Bernardo Sánchez Salas (Logroño, 1961) Escritor, Doctor en Filología Hispánica, guionista de cine y televisión y autor teatral: Premio Max en 2001 por la adaptación escénica de la película El verdugo y adaptador, también, de obras de Arthur Miller (El precio, nominado en 2003 al Max a la mejor adaptación), Tirso de Molina (La celosa de sí misma), Antonio de Solís y Rivadeneyra (Un bobo hace ciento) –ambas para la Compañía Nacional de Teatro Clásico-, Aristófanes (La asamblea de las mujeres), Edgar Neville (El baile), Howard Carter Beane (Como abejas atrapadas en la miel), Jeff Baron (Visitando al señor Green, nominado en 2007 al Max a la mejor adaptación) o Rafael Azcona (El pisito).

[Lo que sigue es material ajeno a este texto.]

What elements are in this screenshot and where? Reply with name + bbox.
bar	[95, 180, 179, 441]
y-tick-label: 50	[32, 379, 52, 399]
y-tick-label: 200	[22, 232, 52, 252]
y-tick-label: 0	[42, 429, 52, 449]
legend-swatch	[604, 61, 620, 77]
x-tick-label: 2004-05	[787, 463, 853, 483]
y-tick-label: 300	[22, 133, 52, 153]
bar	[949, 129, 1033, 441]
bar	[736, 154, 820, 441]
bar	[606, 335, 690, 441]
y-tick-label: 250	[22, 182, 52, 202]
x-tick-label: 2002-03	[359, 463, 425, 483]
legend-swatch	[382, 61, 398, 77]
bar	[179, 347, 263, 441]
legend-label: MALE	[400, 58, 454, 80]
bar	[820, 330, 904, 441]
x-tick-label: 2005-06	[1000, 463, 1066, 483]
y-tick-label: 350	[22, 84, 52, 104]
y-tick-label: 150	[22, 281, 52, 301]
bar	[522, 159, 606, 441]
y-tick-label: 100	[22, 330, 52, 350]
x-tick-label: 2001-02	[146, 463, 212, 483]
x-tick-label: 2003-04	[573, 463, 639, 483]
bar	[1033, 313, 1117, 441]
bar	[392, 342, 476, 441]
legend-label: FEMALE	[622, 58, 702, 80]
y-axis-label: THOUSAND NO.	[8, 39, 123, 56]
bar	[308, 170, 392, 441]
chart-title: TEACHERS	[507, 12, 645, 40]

Sus trabajos teatrales –realizados para unidades de producción públicas y privadas- han sido dirigidas por Luis Olmos, Jorge Eines, Tamzin Townsend, Juan Echanove, Sergio Renán, Esteve Ferrer, o Juan Carlos Pérez de La Fuente. Es también autor de textos teatrales originales como Donde cubre y La sonrisa del monstruo (dirigidos por Laura Ortega para la RESAD), El sillón de Sagasta (dirigido por Ricardo Romanos) y La vida inmóvil (dirigida por Frederic Roda). Ha publicado estudios sobre el dramaturgo del siglo XIX Bretón de los Herreros y editado algunas de sus obras; fue corresponsal de la revista El público. Autor del conjunto de relatos Sombras Saavedra (2001), publicado por José Luis Borau en “El Imán” y de monografías individuales y/o colectivas sobre Rafael Azcona, Bigas Luna, Luchino Visconti, Viçenc Lluch, José Luis Borau, Eduardo Ducay, Antonio Mingote, Pedro Olea, el Documental Español, la Literatura y el Cine en España o El Quijote y el Cine.